My camera officially dies as an HHP-8 leads train #148 to Springfield into Metropark at 5:51. I see the conductor and board next to the cafe car. I immediately notice that its one of the Club Dinette cars normally used as the Business Class Car on less utilized routes outside the Northeast Corridor. It has the nice comfy 2 by 1 ex-Metroliner seats. I double check with the conductor that the seating is regular and not buissiness class. He tells me to sit down (there must be a normal a Business Class car elsewhere on the train) and I take a single seat. It’s quite comfortable but I’d still take a regular coach seat on a Superliner over it. We leave Metropark and I zone out watching northbound trains on the Northeast Corridor. I fully recline the seat (It’s extremely generous) and try the leg/calf rest, this doesn’t  work for me since there isn’t enough legroom to make it at all comfortable. The footrest attached to the forward seat puts my long (I’m 6 feet) legs in an award position. The window feels too far away from my seat. I also don’t like the noise from the counter in the cafe car (the certain, which does nothing for noise is kept open for the entire ride).

At 6:06 stop at the airport and get announcement that “The only accepted tickets are Amtrak tickets for train 148. No pink tickets we don’t accept New Jersey transit tickets.” The cafe car also closes. It’s four minutes to Newark Penn Station, that gets an announcement of both this is Newark-Penn Station, and this is Newark, New Jersey. (Newark and New York do sound a bit similar and I’m sure passengers have gotten off at Newark thinking their in New York without realizing it). We actually get to Newark at 6:14, arriving on track 2.

I have 16 minutes before my ‘L’ Keystone departure. One major issue I have with the departure boards in Newark-Penn Station is that their limited to the next 11 departures. Only 8 are listed on the Solari board in the main station. Since it’s rush hour there more than this many trains during my 16 minute layover. So I don’t know my track. I go downstairs to stand in front of the nice flip board and wait for my track assignment. I hear a man ask at the information window (after the train has appeared on the boards that can list the next 11 trips, but not on the Solari board yet) what the track is for the 6:28 Acela to Boston. The women tells him a track hasn’t been posted yet. All trains gets tracks though as soon as they appear. The information booth at least needs a display for more than the next 8 trains. This train ends up being on track 2 and track 1 is posted for my Keystone.

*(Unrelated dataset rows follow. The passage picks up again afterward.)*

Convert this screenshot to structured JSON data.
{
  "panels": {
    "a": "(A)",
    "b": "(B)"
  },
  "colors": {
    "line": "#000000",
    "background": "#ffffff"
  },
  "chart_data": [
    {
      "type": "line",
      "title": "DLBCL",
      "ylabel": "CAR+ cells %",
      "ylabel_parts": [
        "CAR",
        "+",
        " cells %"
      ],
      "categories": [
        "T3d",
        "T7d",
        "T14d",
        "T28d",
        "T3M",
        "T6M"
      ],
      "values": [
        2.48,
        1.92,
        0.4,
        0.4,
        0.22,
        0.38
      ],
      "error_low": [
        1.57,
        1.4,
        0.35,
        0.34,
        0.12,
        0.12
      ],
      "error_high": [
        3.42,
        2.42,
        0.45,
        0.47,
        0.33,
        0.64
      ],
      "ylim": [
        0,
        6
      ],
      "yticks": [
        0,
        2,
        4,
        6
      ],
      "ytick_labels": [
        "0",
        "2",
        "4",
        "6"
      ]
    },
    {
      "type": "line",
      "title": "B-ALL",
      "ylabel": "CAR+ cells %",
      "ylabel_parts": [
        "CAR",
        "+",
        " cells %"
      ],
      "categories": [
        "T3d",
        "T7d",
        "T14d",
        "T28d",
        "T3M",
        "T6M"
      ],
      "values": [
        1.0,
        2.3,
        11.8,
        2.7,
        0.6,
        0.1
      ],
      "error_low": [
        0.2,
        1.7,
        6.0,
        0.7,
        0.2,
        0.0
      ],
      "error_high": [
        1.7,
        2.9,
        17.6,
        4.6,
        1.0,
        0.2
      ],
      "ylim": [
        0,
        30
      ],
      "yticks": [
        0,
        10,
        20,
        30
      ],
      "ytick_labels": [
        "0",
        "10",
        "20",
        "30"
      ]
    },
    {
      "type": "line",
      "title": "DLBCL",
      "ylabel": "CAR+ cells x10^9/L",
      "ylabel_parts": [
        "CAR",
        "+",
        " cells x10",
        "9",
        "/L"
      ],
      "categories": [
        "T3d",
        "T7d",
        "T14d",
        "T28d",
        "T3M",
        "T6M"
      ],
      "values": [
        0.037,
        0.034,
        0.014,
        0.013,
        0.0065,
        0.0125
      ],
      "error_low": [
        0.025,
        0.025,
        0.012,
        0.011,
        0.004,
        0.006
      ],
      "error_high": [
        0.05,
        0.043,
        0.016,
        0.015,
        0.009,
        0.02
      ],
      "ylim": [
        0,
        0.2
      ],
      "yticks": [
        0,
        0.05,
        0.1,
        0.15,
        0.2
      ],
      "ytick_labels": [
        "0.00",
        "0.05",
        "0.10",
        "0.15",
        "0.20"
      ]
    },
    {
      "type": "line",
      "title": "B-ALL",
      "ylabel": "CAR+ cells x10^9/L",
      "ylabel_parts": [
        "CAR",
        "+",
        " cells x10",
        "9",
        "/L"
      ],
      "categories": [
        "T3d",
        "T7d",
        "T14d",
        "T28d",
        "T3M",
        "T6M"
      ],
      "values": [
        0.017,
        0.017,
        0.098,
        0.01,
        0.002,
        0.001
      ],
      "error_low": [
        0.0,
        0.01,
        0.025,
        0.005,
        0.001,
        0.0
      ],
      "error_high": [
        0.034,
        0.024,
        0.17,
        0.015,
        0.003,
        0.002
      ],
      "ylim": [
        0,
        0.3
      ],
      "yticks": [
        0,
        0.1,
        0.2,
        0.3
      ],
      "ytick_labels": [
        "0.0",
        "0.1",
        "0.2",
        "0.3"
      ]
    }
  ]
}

6:31 – My keystone train enters cab car first. The train pulls up to the very front of the platform, good think I’m not waiting farther by the slight curve into the station. The conductor gets off and I flash my ticket to the conductor who promises he will come scan me.

He doesn’t come to scan me until after Secaucus and I find him in the row of seats at the very back of the train. This requires pushing my way through people who have already lined up in the aisles to get off. I explain that need my ticket scanned so the rest of my reservation doesn’t cancel. His response is that I will just get a refund and what’s wrong with that. I show him my stack of five segments and three tickets and that my entire trip is in jepordy if he doesn’t collect this one ticket. The issue is that he has already logged out from the ticket scanning app Amtrak uses on their crew iPhones. He apparently needs wireless coverage to log back in and they haven’t rigged the North River Tunnels Yet. We come to a stop at the tunnel split waiting for a track and as we enter the station the iPhone app loads and I finally get my ticket scanned as I arrive.

I get off the Amtrak train and do the walk I’ve done countless times like this morning down the stairs and up the stairs to the A train to head home.